Italien
Luigi Ambrosio
Balzan Preis 2019 für Theorie der partiellen Differentialgleichungen
Luigi Ambrosio ist ein höchst bemerkenswerter Mathematiker, dem wichtige Beiträge im Bereich der partiellen Differentialgleichungen und der Variationsrechnung zu verdanken sind.
Er wurde 1963 in Italien geboren und ist seit 1998 Professor an der Scuola Normale Superiore in Pisa und seit 2019 deren Direktor. Zuvor lehrte er an der Universität Tor Vergata in Rom, danach in Benevento und Pavia. Er wurde mit verschiedenen Auszeichnungen gewürdigt, wie mit dem Preis der italienischen Mathematiker-Vereinigung und dem Fermat-Preis. Er wurde zu Plenartagungen sowohl des Internationalen Mathematikerkongresses als auch des Europäischen Mathematikerkongresses eingeladen. Er ist Mitglied der Accademia dei Lincei.
Partielle Differentialgleichungen beschreiben die Dynamik von Größen, die von mehreren Parametern abhängen, meist von Zeit und Raum. Dafür gibt es viele Beispiele; es kann sich um eine vibrierende Schnur, eine sich ausbreitende elektromagnetische Welle, das Ausfließen einer Flüssigkeit oder ganz allgemein um jedes in Bewegung begriffene Objekt handeln.

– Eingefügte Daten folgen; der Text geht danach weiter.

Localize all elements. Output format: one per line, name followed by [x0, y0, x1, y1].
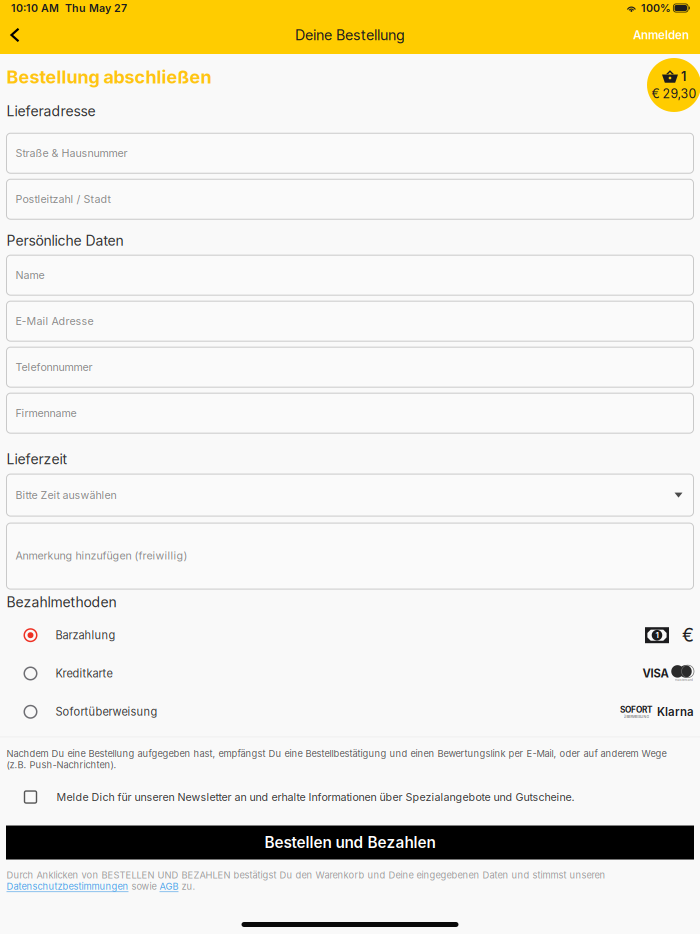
button[interactable]: Sofortüberweisung [0, 693, 700, 731]
button[interactable]: Kreditkarte [0, 654, 700, 693]
staticText: VISA [642, 667, 668, 680]
staticText: Telefonnummer [16, 361, 92, 374]
staticText: Barzahlung [56, 628, 116, 642]
staticText: Firmenname [16, 407, 76, 420]
staticText: Durch Anklicken von BESTELLEN UND BEZAHL… [6, 870, 606, 892]
button[interactable]: Anmelden [623, 16, 700, 54]
staticText: Deine Bestellung [295, 26, 405, 44]
staticText: € 29,30 [652, 86, 696, 101]
button[interactable]: Warenkorb, 1 Artikel, 29,30 € [647, 58, 700, 112]
staticText: Bestellen und Bezahlen [264, 833, 436, 852]
staticText: Bitte Zeit auswählen [16, 489, 116, 502]
staticText: mastercard [675, 678, 693, 682]
staticText: Anmerkung hinzufügen (freiwillig) [16, 549, 188, 562]
staticText: Bestellung abschließen [6, 66, 212, 88]
staticText: Sofortüberweisung [56, 705, 158, 718]
staticText: 1 [656, 630, 658, 640]
button[interactable]: Melde Dich für unseren Newsletter an und… [0, 782, 700, 812]
button[interactable]: Barzahlung [0, 616, 700, 654]
staticText: Anmelden [633, 28, 689, 42]
staticText: Postleitzahl / Stadt [16, 193, 110, 206]
staticText: Melde Dich für unseren Newsletter an und… [56, 791, 574, 804]
staticText: E-Mail Adresse [16, 315, 94, 328]
staticText: 1 [681, 69, 686, 84]
staticText: Straße & Hausnummer [16, 147, 128, 160]
button[interactable]: Bestellen und Bezahlen [6, 826, 694, 860]
staticText: Kreditkarte [56, 667, 112, 680]
staticText: Persönliche Daten [6, 232, 124, 249]
staticText: Thu May 27 [65, 2, 127, 14]
staticText: SOFORT [620, 705, 653, 715]
staticText: Lieferzeit [6, 451, 68, 468]
staticText: € [682, 624, 694, 646]
staticText: Klarna [657, 705, 694, 719]
staticText: 10:10 AM [11, 2, 59, 14]
staticText: Lieferadresse [6, 103, 96, 120]
staticText: Nachdem Du eine Bestellung aufgegeben ha… [6, 748, 666, 770]
staticText: 100% [641, 2, 671, 14]
staticText: Bezahlmethoden [6, 594, 116, 610]
staticText: Name [16, 269, 44, 282]
staticText: ÜBERWEISUNG [624, 715, 650, 719]
button[interactable]: Zurück [0, 16, 32, 54]
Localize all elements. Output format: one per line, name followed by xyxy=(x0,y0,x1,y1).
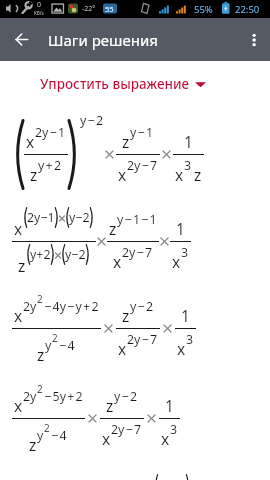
staticText: 22:50 xyxy=(235,3,260,16)
staticText: z xyxy=(18,255,26,276)
staticText: x xyxy=(177,338,186,359)
staticText: 55 xyxy=(105,4,114,14)
staticText: x xyxy=(26,131,35,152)
staticText: y − 2 xyxy=(130,298,153,315)
staticText: x xyxy=(172,251,181,272)
staticText: y − 2 xyxy=(114,388,137,405)
staticText: x xyxy=(118,338,127,359)
staticText: 2y xyxy=(23,298,37,315)
staticText: − 4 xyxy=(58,337,75,354)
staticText: − 4y − y + 2 xyxy=(43,298,99,315)
staticText: 2 xyxy=(37,292,43,306)
button[interactable]: Back xyxy=(0,18,43,61)
staticText: 1 xyxy=(176,218,185,239)
staticText: 3 xyxy=(184,157,192,174)
staticText: 1 xyxy=(184,131,193,152)
staticText: 55% xyxy=(194,3,213,16)
staticText: 1 xyxy=(165,395,174,416)
staticText: z xyxy=(106,395,114,416)
staticText: − 4 xyxy=(50,427,67,444)
staticText: x xyxy=(161,428,170,449)
staticText: x xyxy=(14,305,23,326)
staticText: y xyxy=(37,427,44,444)
staticText: x xyxy=(113,251,122,272)
staticText: KB/s xyxy=(34,10,44,16)
staticText: z xyxy=(29,434,37,455)
button[interactable]: Упростить выражение xyxy=(40,72,206,96)
staticText: y−2 xyxy=(69,209,90,226)
staticText: − 5y + 2 xyxy=(43,388,83,405)
staticText: -22° xyxy=(82,4,96,14)
staticText: z xyxy=(122,305,130,326)
staticText: 1 xyxy=(181,305,190,326)
staticText: 2 xyxy=(44,421,50,435)
staticText: x xyxy=(175,164,184,185)
staticText: 3 xyxy=(181,244,189,261)
staticText: x xyxy=(102,428,111,449)
staticText: z xyxy=(109,218,117,239)
staticText: y − 2 xyxy=(80,112,103,129)
staticText: 2y − 7 xyxy=(111,421,142,438)
staticText: 2y xyxy=(23,388,37,405)
staticText: 2y − 1 xyxy=(35,124,66,141)
staticText: y − 1 − 1 xyxy=(117,211,157,228)
staticText: x xyxy=(118,164,127,185)
staticText: z xyxy=(37,344,45,365)
staticText: 2 xyxy=(37,382,43,396)
staticText: 2y − 7 xyxy=(127,331,158,348)
staticText: x xyxy=(14,218,23,239)
staticText: 3 xyxy=(186,331,194,348)
staticText: 2y−1 xyxy=(27,209,55,226)
button[interactable]: More options xyxy=(227,18,270,61)
staticText: 2y − 7 xyxy=(127,157,158,174)
staticText: z xyxy=(122,131,130,152)
staticText: 2y − 7 xyxy=(122,244,153,261)
staticText: 0 xyxy=(37,0,42,10)
staticText: z xyxy=(30,164,38,185)
staticText: Упростить выражение xyxy=(40,75,190,93)
staticText: x xyxy=(14,395,23,416)
staticText: y−2 xyxy=(65,246,86,263)
staticText: 3 xyxy=(170,421,178,438)
staticText: y − 1 xyxy=(130,124,153,141)
staticText: y + 2 xyxy=(38,157,61,174)
staticText: z xyxy=(194,164,202,185)
staticText: y xyxy=(45,337,52,354)
staticText: Шаги решения xyxy=(48,30,158,50)
staticText: y+2 xyxy=(30,246,51,263)
staticText: 2 xyxy=(52,331,58,345)
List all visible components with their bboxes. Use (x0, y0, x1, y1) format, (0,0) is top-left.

Die Variationsrechnung versucht, Kurven oder Flächen zu beschreiben, die eine bestimmte Menge möglichst klein halten. Welche Oberfläche, die innerhalb einer Begrenzungslinie aufgespannt ist, hat beispielsweise die minimalste Fläche? Solch „minimale Oberflächen“ sind analog denen von Seifenblasen. Welche Form sollte ein Flugzeugflügel haben, um den Luftwiderstand zu minimieren? Oder wie leitet man eine große Anzahl von Autos durch eine Stadt, um so wenig Staus als möglich zu verursachen?
Luigi Ambrosios eindrucksvolle Fähigkeit, Analogien aufzudecken, ermöglichte es ihm, zwischen diesen beiden wichtigen Fachbereichen der Mathematik ganz unerwartete Brücken zu schlagen. Seine Entdeckungen konzentrieren sich auf Transportgleichungen und Erhaltungsgesetze, den optimalen Transport, Entwicklungsgleichungen in der Geometrie und der Analysis in metrischen Räumen. Früher suchte man nach „glatten“ Lösungen, die wenig Fluktuationen aufweisen, was leider nicht der allgemeinen Erfahrung entspricht. Seit einigen Jahrzehnten ermöglichen neue Methoden, „raue“ Lösungen zu finden. Diese verdanken wir vor allem Ambrosio. Darin impliziert ist eine tiefgreifende Erneuerung der hoch geschätzten traditionsreichen Infinitesimalrechnung.
Luigi Ambrosio führte mathematische Funktionenräume ein, dank derer unter schwachen Regularitätsbedingungen Analysen vorgenommen werden können. So erweiterte er beispielsweise die Strömungslehre (die in den 1960er Jahren geprägt wurde), um die Existenz minimaler Oberflächen nicht ausschließlich in einem euklidischen Raum zu zeigen, wie es früher der Fall war, sondern in einem beliebigen metrischen Raum. Dieses Ergebnis war sehr überraschend für die gesamte Wissenschaftsgemeinschaft, welche sich mit dem Studium der geometrischen Maßtheorie befasste.
Erwähnenswert sind auch Ambrosios Arbeiten über die Krümmung der metrischen Maßräume und über die Gradientenflüsse in Räumen, die essentiell wenig regulär sind.
Das Problem des optimalen Transports, das auf Gaspard Monge im Jahre 1781 zurückgeht, besteht darin, eine Massenverteilung so effizient wie möglich in eine andere zu verschieben. Die Geschichte dieses Problems ist lang und ziemlich komplex, doch dank der Beiträge von Luigi Ambrosio sind einige Grundlagen geschaffen worden, um die Existenz von Lösungen in der von Monge beschriebenen Situation definitiv überprüfen zu können.
Luigi Ambrosio hat sich nicht nur einen Namen für seine Entdeckungen in der Mathematik geschaffen, sondern auch als Mentor, der eine Denkschule gegründet und eine Vielzahl von Studenten ausgebildet hat, die heute allesamt an renommierten Universitäten der ganzen Welt tätig sind.